The 2017 Global Information Security Workforce Study: Women in Cybersecurity revealed some hard truths. Women make up only 11 percent of the cybersecurity workforce, and in 2016, women in cybersecurity careers earned less than men at every level.
The report also found that when women feel valued in the workplace tend to have benefitted from leadership development programs.
“When women feel valued, they are more successful,” says Joyce Brocaglia, CEO with Alta Associates and Founder of The Executive Women’s Forum (EWF) on Information Security, Risk Management & Privacy. That success comes when women are provided with a culture that’s based on trust and interactive and when they are mentored.
Women add diversity
It takes diversity to solve complex problems, and there may be nothing more complex than the problems faced by cybersecurity and IT professionals. Hackers are a diverse entity, and a diverse workforce is necessary to thwart their attacks. Bringing more women into cybersecurity can offer new ways of looking at attacks and approaches to mitigate them.
The biggest roadblock women in cybersecurity face is the gender bias, and it is at virtually every level. Artificial intelligence, for example, is designed with a gender bias in the data set and that skews the results. Cybersecurity legislation is often crafted with a similar gender bias.
“One of the greatest achievements of the EWF is creating a symposium for women in cybersecurity on Capitol Hill,” says Brocaglia. “Over the past two years, the symposium has brought 250 women in for bipartisan sessions, and that has resulted in using the EWF as a conduit for increasing women’s participation in cybersecurity legislation.”
More than coding
What’s exciting about a career in cybersecurity is the number of opportunities available. There are high-tech options, but professionals are needed in training and awareness, in marketing and dealing with big picture strategies. Every industry, every level of government, and even our personal lives are at a point where cybersecurity is a requirement.

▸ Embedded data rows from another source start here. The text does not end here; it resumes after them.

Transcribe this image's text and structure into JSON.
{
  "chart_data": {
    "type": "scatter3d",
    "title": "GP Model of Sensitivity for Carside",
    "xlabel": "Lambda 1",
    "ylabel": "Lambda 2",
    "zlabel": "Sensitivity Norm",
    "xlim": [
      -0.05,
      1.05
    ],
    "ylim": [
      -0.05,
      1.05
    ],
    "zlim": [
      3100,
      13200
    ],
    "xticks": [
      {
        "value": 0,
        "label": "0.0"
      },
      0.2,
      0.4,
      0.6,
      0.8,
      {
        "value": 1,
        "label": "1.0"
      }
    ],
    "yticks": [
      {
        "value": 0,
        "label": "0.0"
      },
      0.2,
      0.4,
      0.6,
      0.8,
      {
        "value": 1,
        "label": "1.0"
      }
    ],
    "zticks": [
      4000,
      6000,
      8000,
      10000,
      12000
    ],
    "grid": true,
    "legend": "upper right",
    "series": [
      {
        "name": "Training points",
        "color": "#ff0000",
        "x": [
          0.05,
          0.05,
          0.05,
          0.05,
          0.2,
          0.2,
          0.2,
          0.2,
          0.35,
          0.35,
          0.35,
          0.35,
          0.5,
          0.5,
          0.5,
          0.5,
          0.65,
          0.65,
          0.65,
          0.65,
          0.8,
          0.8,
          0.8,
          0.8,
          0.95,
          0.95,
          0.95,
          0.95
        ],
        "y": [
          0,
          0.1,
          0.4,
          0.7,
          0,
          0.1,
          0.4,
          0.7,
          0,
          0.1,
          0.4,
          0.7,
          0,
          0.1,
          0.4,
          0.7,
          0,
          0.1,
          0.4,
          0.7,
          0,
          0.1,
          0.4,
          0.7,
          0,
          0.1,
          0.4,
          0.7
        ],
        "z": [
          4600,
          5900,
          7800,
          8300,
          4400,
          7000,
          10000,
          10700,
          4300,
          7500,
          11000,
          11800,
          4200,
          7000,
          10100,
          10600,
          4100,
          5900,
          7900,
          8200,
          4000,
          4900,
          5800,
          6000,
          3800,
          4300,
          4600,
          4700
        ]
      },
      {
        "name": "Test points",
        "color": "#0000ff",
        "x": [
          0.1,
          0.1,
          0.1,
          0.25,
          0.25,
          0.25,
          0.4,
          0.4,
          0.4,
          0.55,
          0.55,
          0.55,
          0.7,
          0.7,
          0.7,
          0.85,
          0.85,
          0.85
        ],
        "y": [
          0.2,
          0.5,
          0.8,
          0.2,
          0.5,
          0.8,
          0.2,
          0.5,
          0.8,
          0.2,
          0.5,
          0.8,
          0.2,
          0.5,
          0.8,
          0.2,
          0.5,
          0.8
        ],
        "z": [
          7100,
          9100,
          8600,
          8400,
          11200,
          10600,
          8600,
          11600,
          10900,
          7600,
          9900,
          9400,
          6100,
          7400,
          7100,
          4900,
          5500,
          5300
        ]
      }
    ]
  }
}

When people think of cybersecurity, they think of it only in terms of stopping hackers, explains Brocaglia, but that’s just one area. “Everyone I know in cybersecurity is incredibly passionate so there are plenty of places to find a passion,” she adds.
Advice for newcomers
If you are considering a career in cybersecurity, Brocaglia has three points of advice.
First, have confidence in yourself and your ability and step into your power as early as you can to express that confidence. Second, seek out mentors and sponsors. “Sponsors are the men and women in your own organization who can help you and spend their own political capital to help your career,” she says.
Finally, be active in professional organizations where you’ll interact with a diverse group of executives who will recognize talent and give you projects and give you opportunities you may not otherwise have.
“It’s never too early to think of yourself as a leader,” Brocaglia advises. “Think of yourself as a leader and a mentor and mentor others as early as possible because by teaching you learn yourself.”